According to McLaren, Kaba chuckled when he brought up the BCIT program and told him he was too old to take the course and WorkSafeBC would “only consider sending a younger WorkSafeBC victim for that kind of training.” He also said Kaba’s manager never contacted him.
A few weeks later, McLaren was brainstorming possible occupations with Kaba and, when welding came up – which required a three-year training program – McLaren brought up the BCIT program, which was a two-year program. He again asked why he wasn’t eligible for the program – saying “it’s because I’m too old, right?” – and Kaba responded, “it’s not that you’re too old, it’s that you’re not young enough and we only send younger WorkSafeBC victims for those kind of retraining courses.”
McLaren was frustrated and couldn’t understand why WorkSafeBC wouldn’t support him taking the BCIT program. He didn’t understand the threshold of what was considered reasonably necessary to get him back to work, and felt the BCIT training was a good option for him.
McLaren filed a human rights complaint, claiming WorkSafeBC discriminated against him on the basis of his age by denying him support for the BCIT program – support it provided injured workers younger than him.
The tribunal agreed that WorkSafeBC’s decision not to approve McLaren’s participation in the BCIT program was an adverse impact, one of the factors for discrimination. However, the board disagreed that age was a factor in the decision causing the adverse impact.

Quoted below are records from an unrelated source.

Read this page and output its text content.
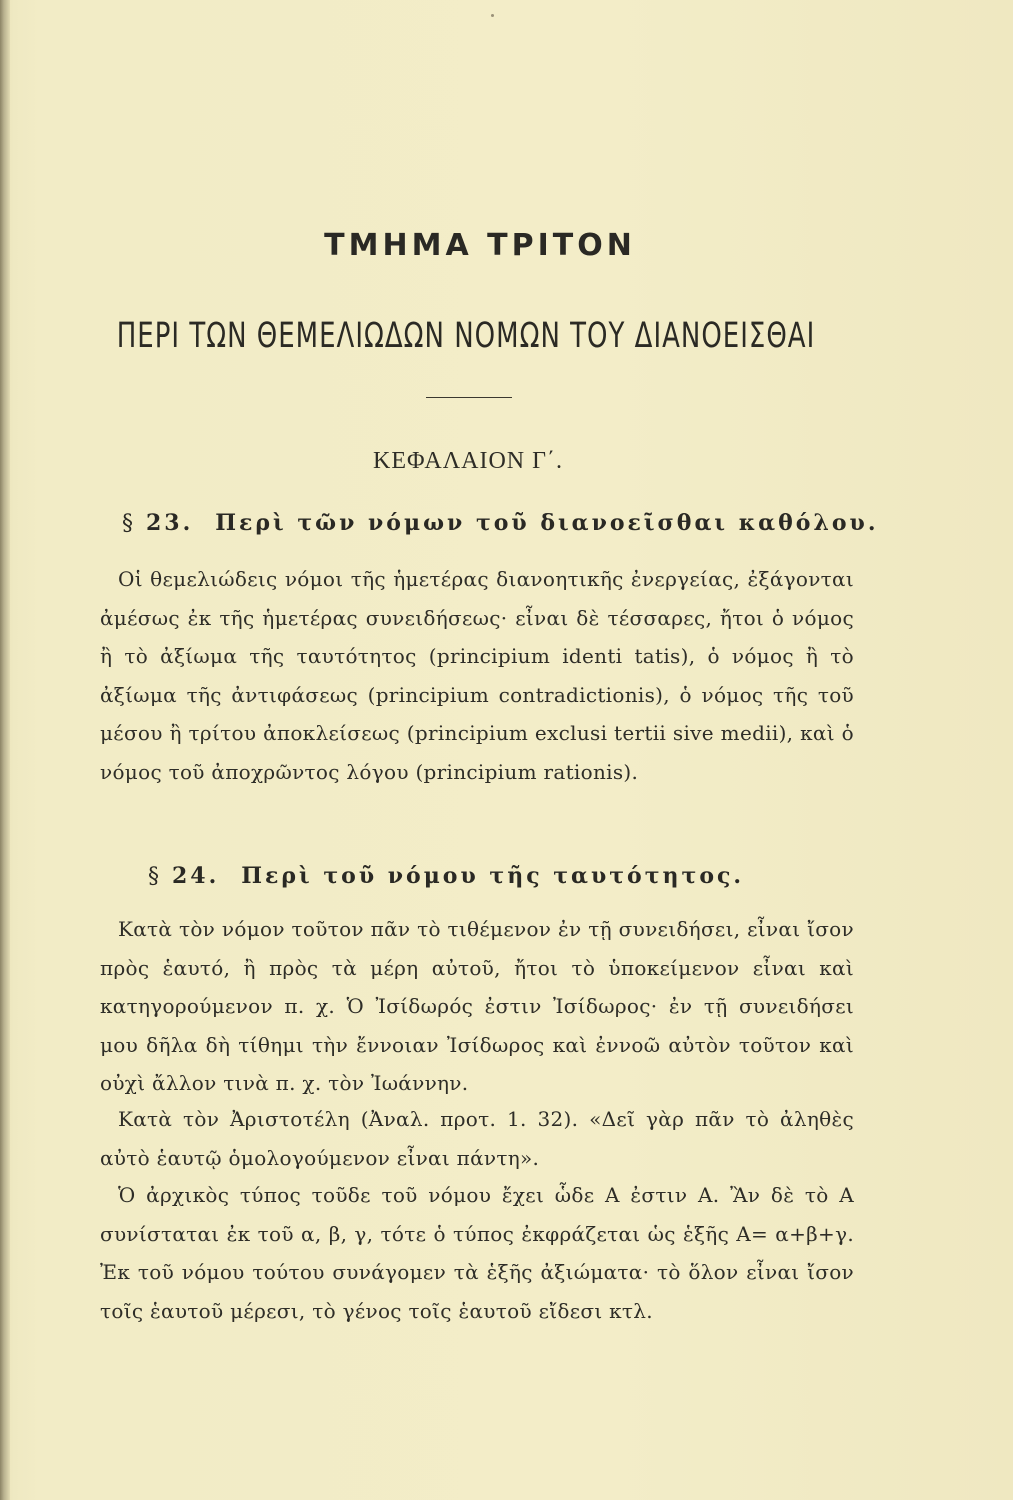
ΤΜΗΜΑ ΤΡΙΤΟΝ
ΠΕΡΙ ΤΩΝ ΘΕΜΕΛΙΩΔΩΝ ΝΟΜΩΝ ΤΟΥ ΔΙΑΝΟΕΙΣΘΑΙ
ΚΕΦΑΛΑΙΟΝ Γ΄.
§ 23. Περὶ τῶν νόμων τοῦ διανοεῖσθαι καθόλου.
Οἱ θεμελιώδεις νόμοι τῆς ἡμετέρας διανοητικῆς ἐνεργείας, ἐξάγονται ἀμέσως ἐκ τῆς ἡμετέρας συνειδήσεως· εἶναι δὲ τέσσαρες, ἤτοι ὁ νόμος ἢ τὸ ἀξίωμα τῆς ταυτότητος (principium identi tatis), ὁ νόμος ἢ τὸ ἀξίωμα τῆς ἀντιφάσεως (principium contradictionis), ὁ νόμος τῆς τοῦ μέσου ἢ τρίτου ἀποκλείσεως (principium exclusi tertii sive medii), καὶ ὁ νόμος τοῦ ἀποχρῶντος λόγου (principium rationis).
§ 24. Περὶ τοῦ νόμου τῆς ταυτότητος.
Κατὰ τὸν νόμον τοῦτον πᾶν τὸ τιθέμενον ἐν τῇ συνειδήσει, εἶναι ἴσον πρὸς ἑαυτό, ἢ πρὸς τὰ μέρη αὐτοῦ, ἤτοι τὸ ὑποκείμενον εἶναι καὶ κατηγορούμενον π. χ. Ὁ Ἰσίδωρός ἐστιν Ἰσίδωρος· ἐν τῇ συνειδήσει μου δῆλα δὴ τίθημι τὴν ἔννοιαν Ἰσίδωρος καὶ ἐννοῶ αὐτὸν τοῦτον καὶ οὐχὶ ἄλλον τινὰ π. χ. τὸν Ἰωάννην.
Κατὰ τὸν Ἀριστοτέλη (Ἀναλ. προτ. 1. 32). «Δεῖ γὰρ πᾶν τὸ ἀληθὲς αὐτὸ ἑαυτῷ ὁμολογούμενον εἶναι πάντη».
Ὁ ἀρχικὸς τύπος τοῦδε τοῦ νόμου ἔχει ὧδε Α ἐστιν Α. Ἂν δὲ τὸ Α συνίσταται ἐκ τοῦ α, β, γ, τότε ὁ τύπος ἐκφράζεται ὡς ἑξῆς Α= α+β+γ. Ἐκ τοῦ νόμου τούτου συνάγομεν τὰ ἑξῆς ἀξιώματα· τὸ ὅλον εἶναι ἴσον τοῖς ἑαυτοῦ μέρεσι, τὸ γένος τοῖς ἑαυτοῦ εἴδεσι κτλ.
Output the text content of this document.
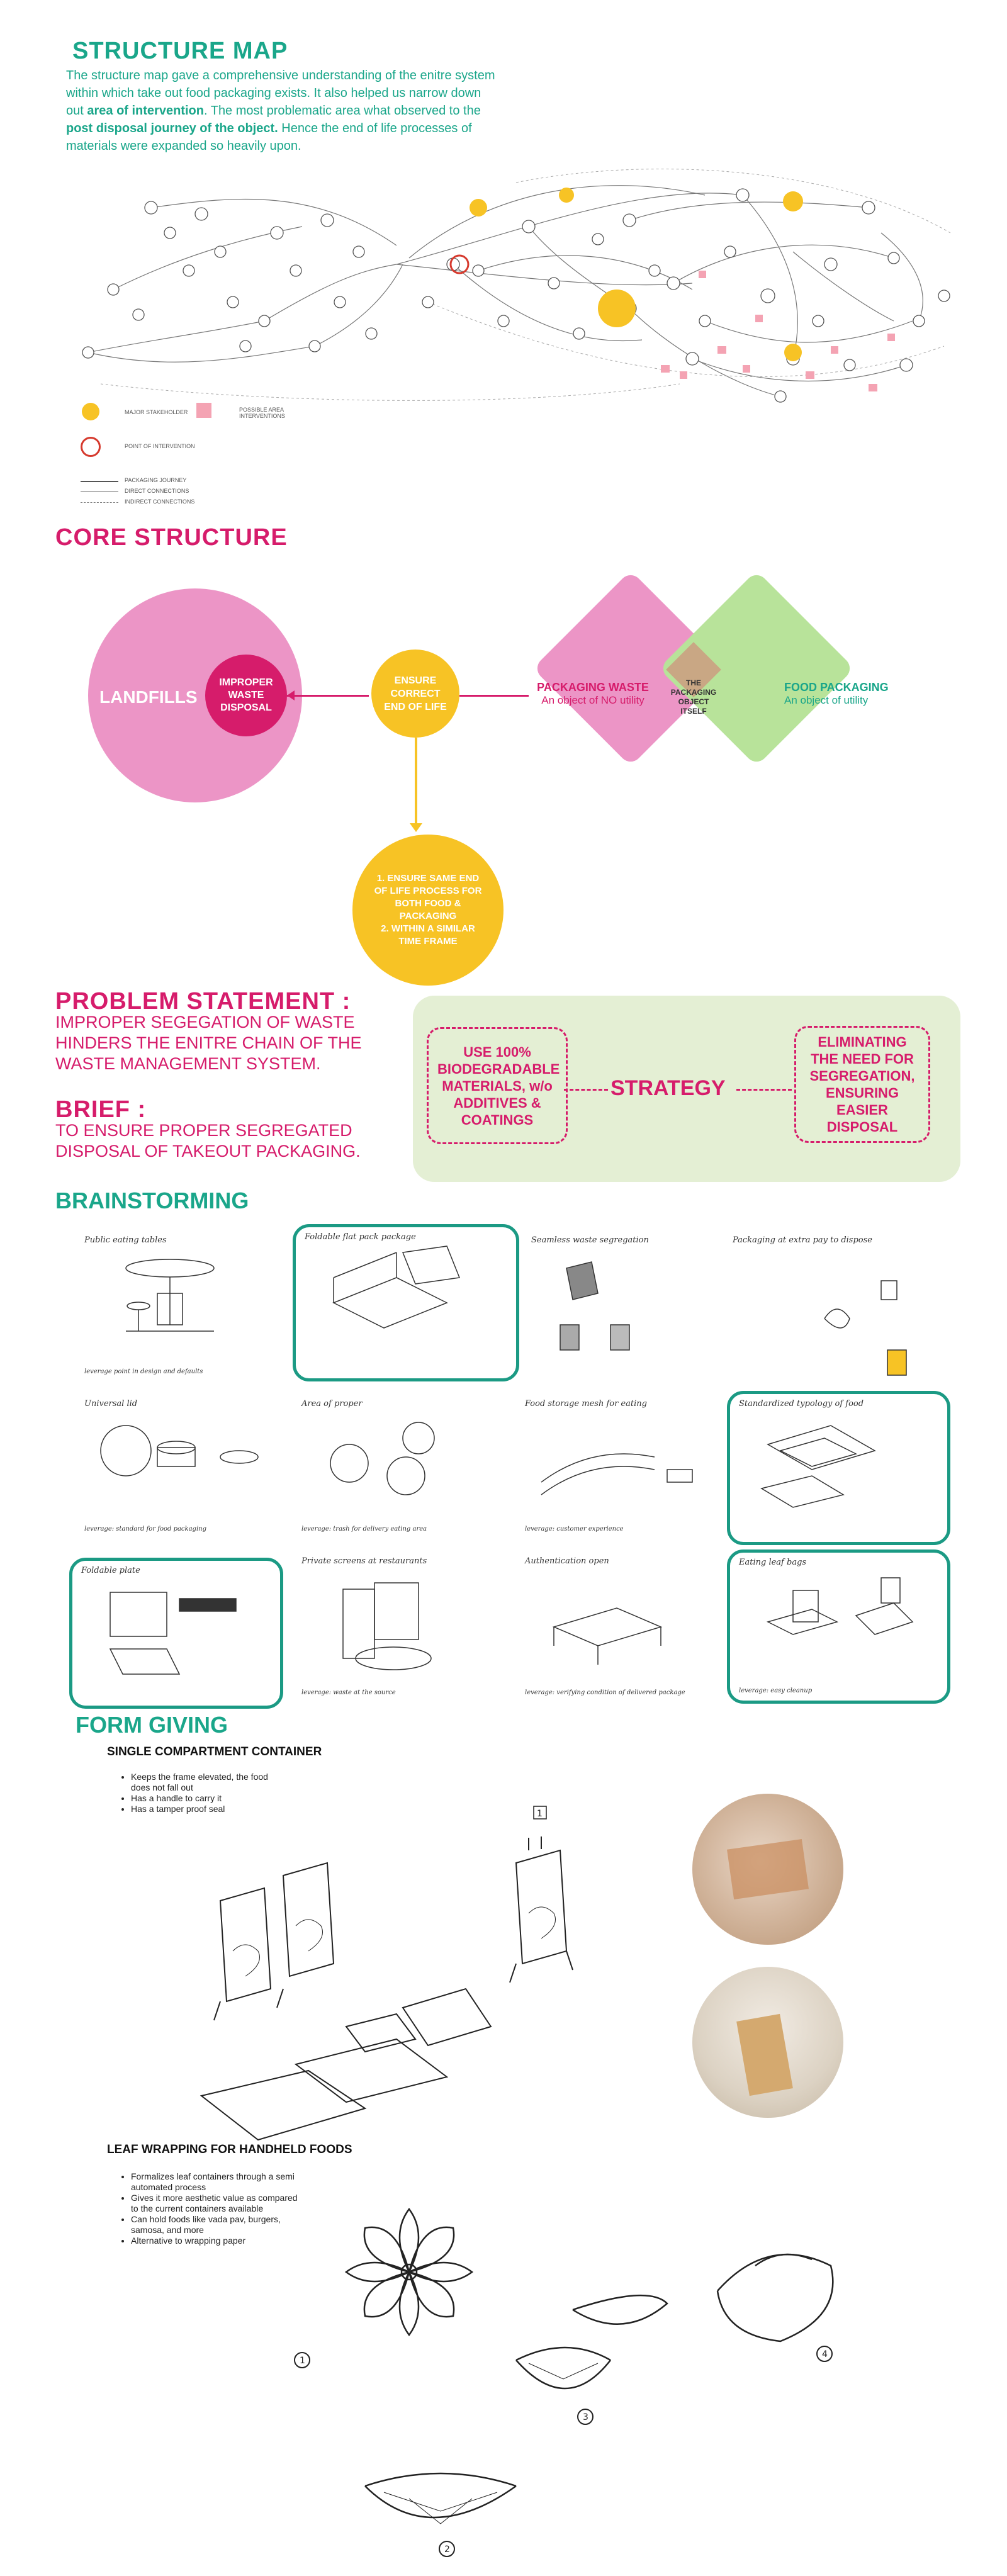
STRUCTURE MAP
The structure map gave a comprehensive understanding of the enitre system within which take out food packaging exists. It also helped us narrow down out area of intervention. The most problematic area what observed to the post disposal journey of the object. Hence the end of life processes of materials were expanded so heavily upon.
MAJOR STAKEHOLDER	POSSIBLE AREA INTERVENTIONS
POINT OF INTERVENTION
PACKAGING JOURNEY
DIRECT CONNECTIONS
INDIRECT CONNECTIONS
CORE STRUCTURE
LANDFILLS
IMPROPER WASTE DISPOSAL
ENSURE CORRECT END OF LIFE
1. ENSURE SAME END OF LIFE PROCESS FOR BOTH FOOD & PACKAGING
2. WITHIN A SIMILAR TIME FRAME
PACKAGING WASTE
An object of NO utility
THE PACKAGING OBJECT ITSELF
FOOD PACKAGING
An object of utility
PROBLEM STATEMENT :
IMPROPER SEGEGATION OF WASTE HINDERS THE ENITRE CHAIN OF THE WASTE MANAGEMENT SYSTEM.
BRIEF :
TO ENSURE PROPER SEGREGATED DISPOSAL OF TAKEOUT PACKAGING.
USE 100% BIODEGRADABLE MATERIALS, w/o ADDITIVES & COATINGS
STRATEGY
ELIMINATING THE NEED FOR SEGREGATION, ENSURING EASIER DISPOSAL
BRAINSTORMING
Public eating tables
leverage point in design and defaults
Foldable flat pack package	Seamless waste segregation	Packaging at extra pay to dispose
Universal lid
leverage: standard for food packaging
Area of proper
leverage: trash for delivery eating area
Food storage mesh for eating
leverage: customer experience
Standardized typology of food
Foldable plate
Private screens at restaurants
leverage: waste at the source
Authentication open
leverage: verifying condition of delivered package
Eating leaf bags
leverage: easy cleanup
FORM GIVING
SINGLE COMPARTMENT CONTAINER
• Keeps the frame elevated, the food does not fall out
• Has a handle to carry it
• Has a tamper proof seal	1
LEAF WRAPPING FOR HANDHELD FOODS
• Formalizes leaf containers through a semi automated process
• Gives it more aesthetic value as compared to the current containers available
• Can hold foods like vada pav, burgers, samosa, and more
• Alternative to wrapping paper
1
2
3
4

The tribunal found that while WorkSafeBC’s policy that permitted participation in programs such as that at BCIT mostly affected younger workers, it was because those workers had less experience and skills and as a result needed more comprehensive training. The relevant legislation and policy stated that “WorkSafeBC should provide the cost of any formal training program considered reasonably necessary to overcome the effects of any residual disability experienced by the worker. The policy references upgrading a worker’s existing skills or qualifications with the primary guideline being that the board should, where practical, support a program sufficient to restore the worker to an occupational category comparable in terms of earning capacity to the pre-injury occupation.”
In McLaren’s case, his existing work experience and skills meant he didn’t need to attend a comprehensive program such as the one at BCIT to find an occupation similar to his pre-injury job. As a result, it wasn’t reasonably necessary to send him to BCIT and WorkSafeBC discussed other options with him, the tribunal said.
The tribunal also found Kaba didn’t tell McLaren he was too old for the BCIT program, but McLaren erroneously got that impression because he misunderstood the policy was that workers with less experience and skill were only eligible, regardless of their age.
The tribunal determined that McLaren did not prove age was a factor in WorkSafeBC’s decision to deny his proposal to attend the BCIT program and, as a result, there was no age discrimination under the B.C. Human Rights Code. McLaren’s complaint was dismissed in its entirety.
For more information see:
• McLaren v. Workers’ Compensation Board of BC (No. 2), 2018 CarswellBC 1632 (B.C. Human Rights Trib.).